Czech court delays Lisbon verdict till after EU summit
(PRAGUE) - The highest court in the Czech Republic on Tuesday delayed until after an upcoming EU summit its decision on whether the Lisbon Treaty dovetails with the nation's constitution.
Its one-week adjournment leaves on tenterhooks the fate of the treaty to overhaul EU decision-making, with eurosceptic President Vaclav Klaus refusing to sign it before the court hands down judgement.
"The court will confer," constitutional court chairman Pavel Rychetsky said during a televised hearing on Tuesday. "For this purpose, the court hearing is adjourned till Tuesday, November 3, 9:00 am (0800 GMT)."
The Czech Republic is the only one of the 27 EU member states -- whose leaders meet in Brussels on Thursday and Friday -- that has yet to ratify the treaty, which needs to be adopted by all nations before it can take effect.
The case before the constitutional court in Prague stems from a complaint lodged by eurosceptic Czech senators and fears that the Lisbon Treaty means surrendering too much national powers to the European Union.
"No matter what the outcome will be ... the Czech public must realise that the Czech Republic's independence is being handed over" to Brussels, senator Jiri Oberfalzer told reporters outside the hearing.
The constitutional court has dealt with the Lisbon Treaty once before, last year, when it concluded that contested provisions within it respect the Czech constitution.

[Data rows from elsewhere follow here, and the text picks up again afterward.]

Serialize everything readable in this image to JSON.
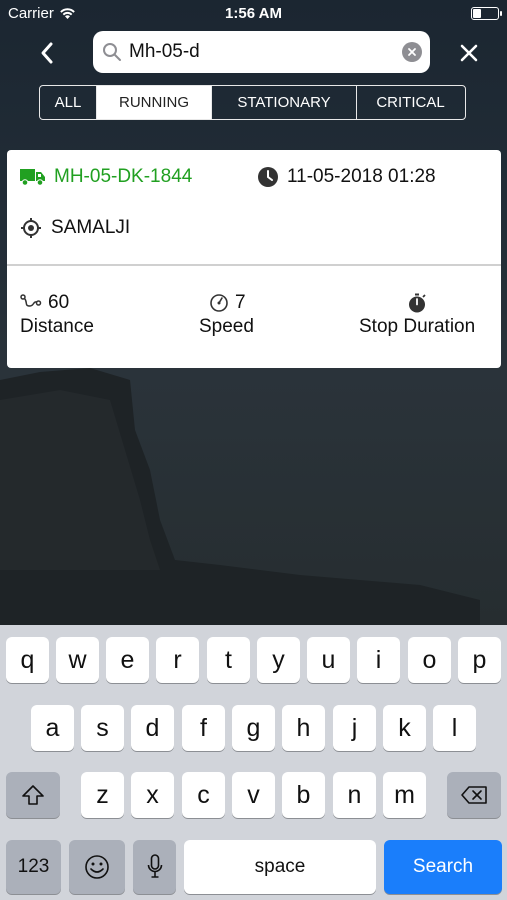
{
  "status_bar": {
    "carrier": "Carrier",
    "time": "1:56 AM"
  },
  "search": {
    "value": "Mh-05-d"
  },
  "filters": [
    {
      "label": "ALL",
      "active": false
    },
    {
      "label": "RUNNING",
      "active": true
    },
    {
      "label": "STATIONARY",
      "active": false
    },
    {
      "label": "CRITICAL",
      "active": false
    }
  ],
  "vehicle": {
    "id": "MH-05-DK-1844",
    "datetime": "11-05-2018 01:28",
    "location": "SAMALJI",
    "distance_value": "60",
    "distance_label": "Distance",
    "speed_value": "7",
    "speed_label": "Speed",
    "stop_label": "Stop Duration",
    "status_color": "#21a021"
  },
  "keyboard": {
    "row1": [
      "q",
      "w",
      "e",
      "r",
      "t",
      "y",
      "u",
      "i",
      "o",
      "p"
    ],
    "row2": [
      "a",
      "s",
      "d",
      "f",
      "g",
      "h",
      "j",
      "k",
      "l"
    ],
    "row3": [
      "z",
      "x",
      "c",
      "v",
      "b",
      "n",
      "m"
    ],
    "numbers_label": "123",
    "space_label": "space",
    "search_label": "Search"
  },
  "colors": {
    "accent": "#1a7efb",
    "running": "#21a021"
  }
}
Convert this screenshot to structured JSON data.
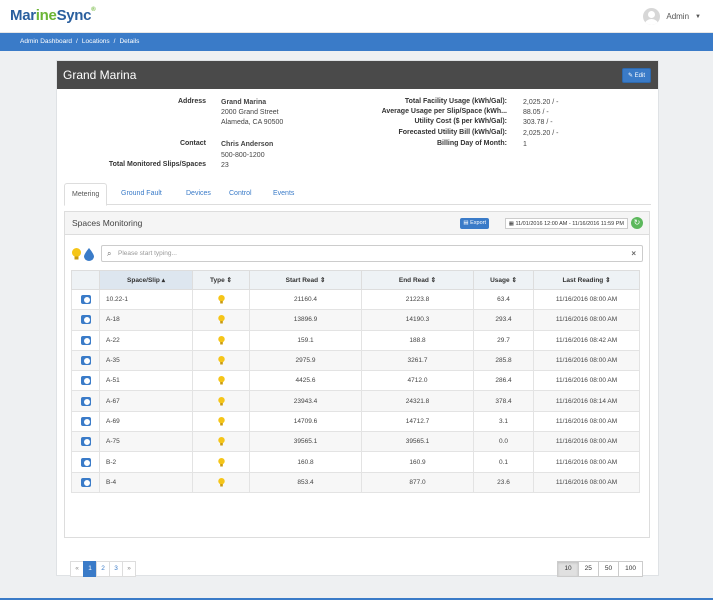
{
  "brand": {
    "part1": "Mar",
    "part2": "ine",
    "part3": "Sync",
    "tm": "®"
  },
  "user": {
    "name": "Admin"
  },
  "breadcrumb": [
    "Admin Dashboard",
    "Locations",
    "Details"
  ],
  "location": {
    "title": "Grand Marina",
    "edit_label": "Edit",
    "address_label": "Address",
    "address_lines": [
      "Grand Marina",
      "2000 Grand Street",
      "Alameda, CA 90500"
    ],
    "contact_label": "Contact",
    "contact_name": "Chris Anderson",
    "contact_phone": "500-800-1200",
    "slips_label": "Total Monitored Slips/Spaces",
    "slips_value": "23",
    "stats": [
      {
        "label": "Total Facility Usage (kWh/Gal):",
        "value": "2,025.20 / -"
      },
      {
        "label": "Average Usage per Slip/Space (kWh...",
        "value": "88.05 / -"
      },
      {
        "label": "Utility Cost ($ per kWh/Gal):",
        "value": "303.78 / -"
      },
      {
        "label": "Forecasted Utility Bill (kWh/Gal):",
        "value": "2,025.20 / -"
      },
      {
        "label": "Billing Day of Month:",
        "value": "1"
      }
    ]
  },
  "tabs": [
    "Metering",
    "Ground Fault",
    "Devices",
    "Control",
    "Events"
  ],
  "panel": {
    "title": "Spaces Monitoring",
    "export_label": "Export",
    "date_range": "11/01/2016 12:00 AM - 11/16/2016 11:59 PM",
    "search_placeholder": "Please start typing..."
  },
  "table": {
    "headers": [
      "Space/Slip",
      "Type",
      "Start Read",
      "End Read",
      "Usage",
      "Last Reading"
    ],
    "rows": [
      [
        "10.22-1",
        "21160.4",
        "21223.8",
        "63.4",
        "11/16/2016 08:00 AM"
      ],
      [
        "A-18",
        "13896.9",
        "14190.3",
        "293.4",
        "11/16/2016 08:00 AM"
      ],
      [
        "A-22",
        "159.1",
        "188.8",
        "29.7",
        "11/16/2016 08:42 AM"
      ],
      [
        "A-35",
        "2975.9",
        "3261.7",
        "285.8",
        "11/16/2016 08:00 AM"
      ],
      [
        "A-51",
        "4425.6",
        "4712.0",
        "286.4",
        "11/16/2016 08:00 AM"
      ],
      [
        "A-67",
        "23943.4",
        "24321.8",
        "378.4",
        "11/16/2016 08:14 AM"
      ],
      [
        "A-69",
        "14709.6",
        "14712.7",
        "3.1",
        "11/16/2016 08:00 AM"
      ],
      [
        "A-75",
        "39565.1",
        "39565.1",
        "0.0",
        "11/16/2016 08:00 AM"
      ],
      [
        "B-2",
        "160.8",
        "160.9",
        "0.1",
        "11/16/2016 08:00 AM"
      ],
      [
        "B-4",
        "853.4",
        "877.0",
        "23.6",
        "11/16/2016 08:00 AM"
      ]
    ]
  },
  "pagination": {
    "prev": "«",
    "pages": [
      "1",
      "2",
      "3"
    ],
    "next": "»",
    "current": "1"
  },
  "page_sizes": [
    "10",
    "25",
    "50",
    "100"
  ],
  "colors": {
    "accent": "#3a7bc8",
    "header_dark": "#4a4a4a",
    "bulb": "#f5c518",
    "drop": "#3a7bc8"
  }
}
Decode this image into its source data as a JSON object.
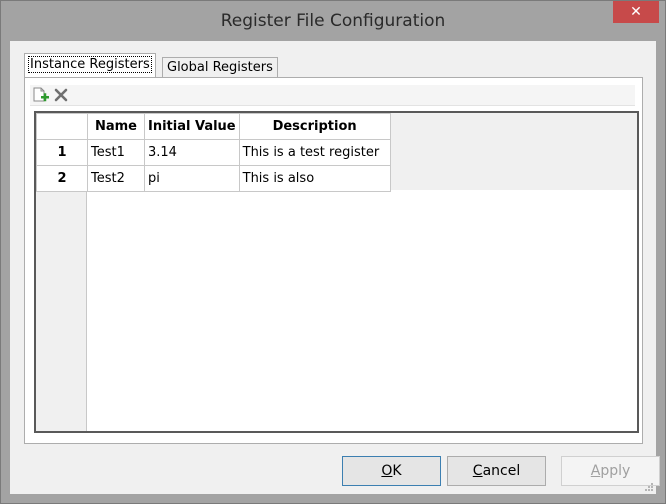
{
  "window": {
    "title": "Register File Configuration",
    "close_glyph": "✕"
  },
  "tabs": [
    {
      "label": "Instance Registers",
      "active": true
    },
    {
      "label": "Global Registers",
      "active": false
    }
  ],
  "toolbar": {
    "add_icon": "add-row-icon",
    "delete_icon": "delete-row-icon"
  },
  "grid": {
    "columns": [
      "Name",
      "Initial Value",
      "Description"
    ],
    "rows": [
      {
        "num": "1",
        "name": "Test1",
        "initial_value": "3.14",
        "description": "This is a test register"
      },
      {
        "num": "2",
        "name": "Test2",
        "initial_value": "pi",
        "description": "This is also"
      }
    ]
  },
  "buttons": {
    "ok": {
      "mnemonic": "O",
      "rest": "K"
    },
    "cancel": {
      "mnemonic": "C",
      "rest": "ancel"
    },
    "apply": {
      "mnemonic": "A",
      "rest": "pply"
    }
  },
  "colors": {
    "close_red": "#c74a4a",
    "default_button_border": "#3c7fb1"
  }
}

But it failed to assess the treaty as a whole, leaving the door open for the latest complaint.
Klaus angered his EU partners when he sought a Czech opt-out from the treaty three weeks ago, in what his critics took as a fresh attempt to delay its adoption.
The proposed opt-out -- to ensure the treaty will not allow ethnic Germans forced out of the former Czechoslovakia after World War II for Nazi collaboration to reclaim their property -- is on the EU summit agenda.
London and Warsaw already have opt-outs -- ensuring for Britain that EU laws and court will not prevail over its judicial system, and for Poland that it would not be forced to allow gay marriages.
Czech EU minister Stefan Fule suggested last week the Czech exemption would be a general one, comprising a comma and the words "Czech Republic" attached to "Great Britain" and "Poland" in the treaty's protocol.
The European Union has been in suspense awaiting Klaus's signature, the last step in the Czech ratification process after parliament approved the Lisbon Treaty earlier this year.
With the current impasse, European Commission President Jose Manuel Barroso, who won a second five-year term last month, is unable to nominate a new commission, because it is unclear what legal basis he should use to do so.
The mandate of the current commission expires at the end of October, and a spokesman has said it would stay on in a caretaker role until the fate of the treaty is resolved.